Coming full circle now, I am finding this to be very useful with Mulib. Shove gives me simple persistent RESTful storage with Mulib. Taking a simple example from a previous post, it looks something like this:

from mulib import mu, stacked
from eventlet import api, httpd
from shove import Shove

# Create methods so that stacked knows how to handle Shove objects
stacked.add_consumer(Shove, stacked.consume_dict)
stacked.add_producer(Shove, stacked.produce_dict_html, 'text/html')
stacked.add_producer(Shove, stacked.produce_anything, '*/*')

root = Shove('bsddb://data.db')

# Initialize data if it is not there
root.setdefault('hello', 'Hello World')
root.setdefault('contacts', {})

api.tcp_listener(('', 5000)),

# Make sure to sync the data before we exit

It also wouldn't be that hard to add a greenlet that would sync the db periodically to help guard against loosing data if the server crashed. The one downside to this is that reading to or from the DB will block the app since it is not an async operation. I still need to figure out a decent way to handle that, but so far it hasn't been noticeable for the simple stuff that I am experimenting with at the moment.

I have not yet had time to explore the caching capabilities of Shove, but it also gives you several ways to cache the data (In memory, Memcached, etc.). It would also be interested in seeing a back end for Amazon's new SimpleDB service and also for git.
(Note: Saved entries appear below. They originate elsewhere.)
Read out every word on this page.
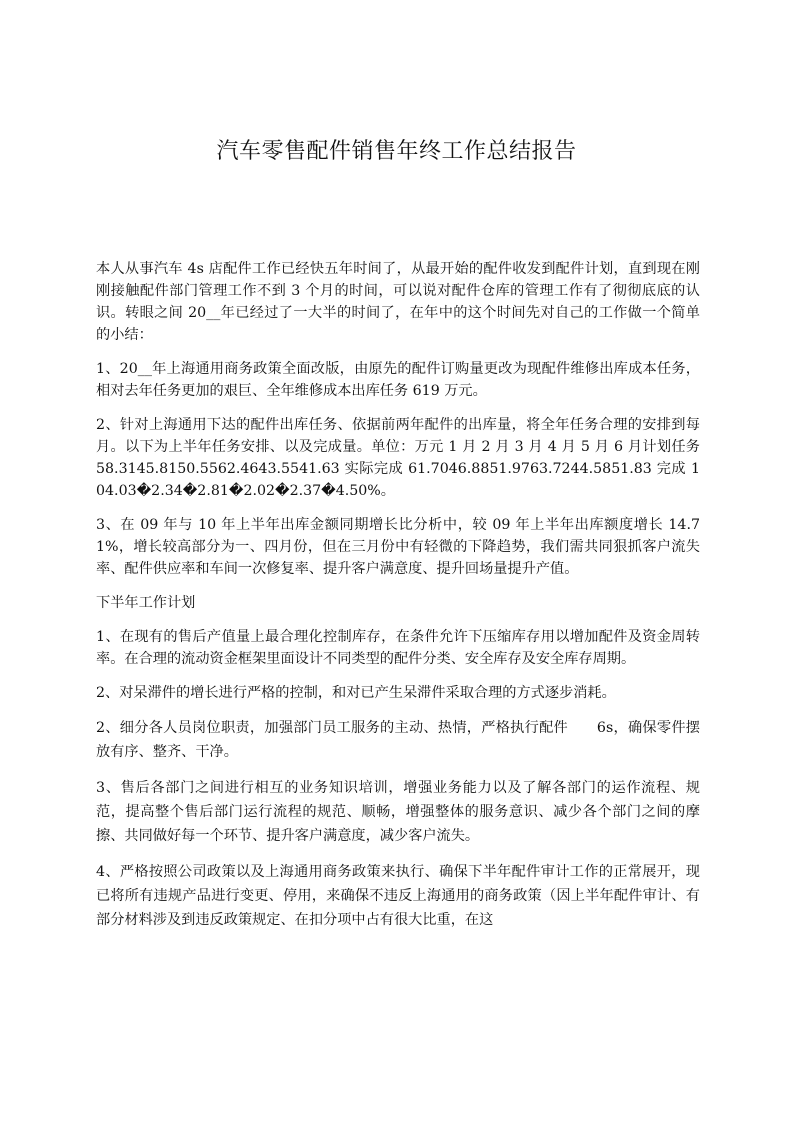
汽车零售配件销售年终工作总结报告

本人从事汽车 4s 店配件工作已经快五年时间了，从最开始的配件收发到配件计划，直到现在刚刚接触配件部门管理工作不到 3 个月的时间，可以说对配件仓库的管理工作有了彻彻底底的认识。转眼之间 20__年已经过了一大半的时间了，在年中的这个时间先对自己的工作做一个简单的小结：

1、20__年上海通用商务政策全面改版，由原先的配件订购量更改为现配件维修出库成本任务，相对去年任务更加的艰巨、全年维修成本出库任务 619 万元。

2、针对上海通用下达的配件出库任务、依据前两年配件的出库量，将全年任务合理的安排到每月。以下为上半年任务安排、以及完成量。单位：万元 1 月 2 月 3 月 4 月 5 月 6 月计划任务 58.3145.8150.5562.4643.5541.63 实际完成 61.7046.8851.9763.7244.5851.83 完成 104.03�2.34�2.81�2.02�2.37�4.50%。

3、在 09 年与 10 年上半年出库金额同期增长比分析中，较 09 年上半年出库额度增长 14.71%，增长较高部分为一、四月份，但在三月份中有轻微的下降趋势，我们需共同狠抓客户流失率、配件供应率和车间一次修复率、提升客户满意度、提升回场量提升产值。

下半年工作计划

1、在现有的售后产值量上最合理化控制库存，在条件允许下压缩库存用以增加配件及资金周转率。在合理的流动资金框架里面设计不同类型的配件分类、安全库存及安全库存周期。

2、对呆滞件的增长进行严格的控制，和对已产生呆滞件采取合理的方式逐步消耗。

2、细分各人员岗位职责，加强部门员工服务的主动、热情，严格执行配件　　6s，确保零件摆放有序、整齐、干净。

3、售后各部门之间进行相互的业务知识培训，增强业务能力以及了解各部门的运作流程、规范，提高整个售后部门运行流程的规范、顺畅，增强整体的服务意识、减少各个部门之间的摩擦、共同做好每一个环节、提升客户满意度，减少客户流失。

4、严格按照公司政策以及上海通用商务政策来执行、确保下半年配件审计工作的正常展开，现已将所有违规产品进行变更、停用，来确保不违反上海通用的商务政策（因上半年配件审计、有部分材料涉及到违反政策规定、在扣分项中占有很大比重，在这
If you are looking for simple object persistence in Python, Shove is a very nice solution.


Esaj said...

Wow, good find!

Anonymous said...

If you are looking for simple object persistence in python why not check out zodb also?

Chuck said...

@anonymous: That is a good point (I should also have noted that zodb is also one of the available back ends for Shove), the advantage with shove in this instance is the availability of different back ends with a single interface. It allows me to quickly prototype, and then change later to say S3 storage later if I needed to. It also makes it easy for someone else using a script that I write use a different storage backend if they were to need to.

Asymptote said...

One more good reason to use shove is that it's thread-safe; take a look inside the root "" file of the package and you'll notice a "synchronized" decorator.

Then look around at the .py files in the store subdirectory and you'll notice "@synchronized" sprinkled here and there.

Just keep in mind that this locking mechanism results in single-reader single-writer access. If you're using shove for a simple desktop application, you don't need to care. However, if you want to use it for a web server you may want to explore more powerful databases, such as SQL or BSDDB.

Chuck said...

@asymptote: I had totally forgotten about that, but a great point as well. Shove works great for the same use cases that you would use Shelve (You data fits very nicely in dicts). In my case it works out very well, since mulib.stacked stores your data in a dict.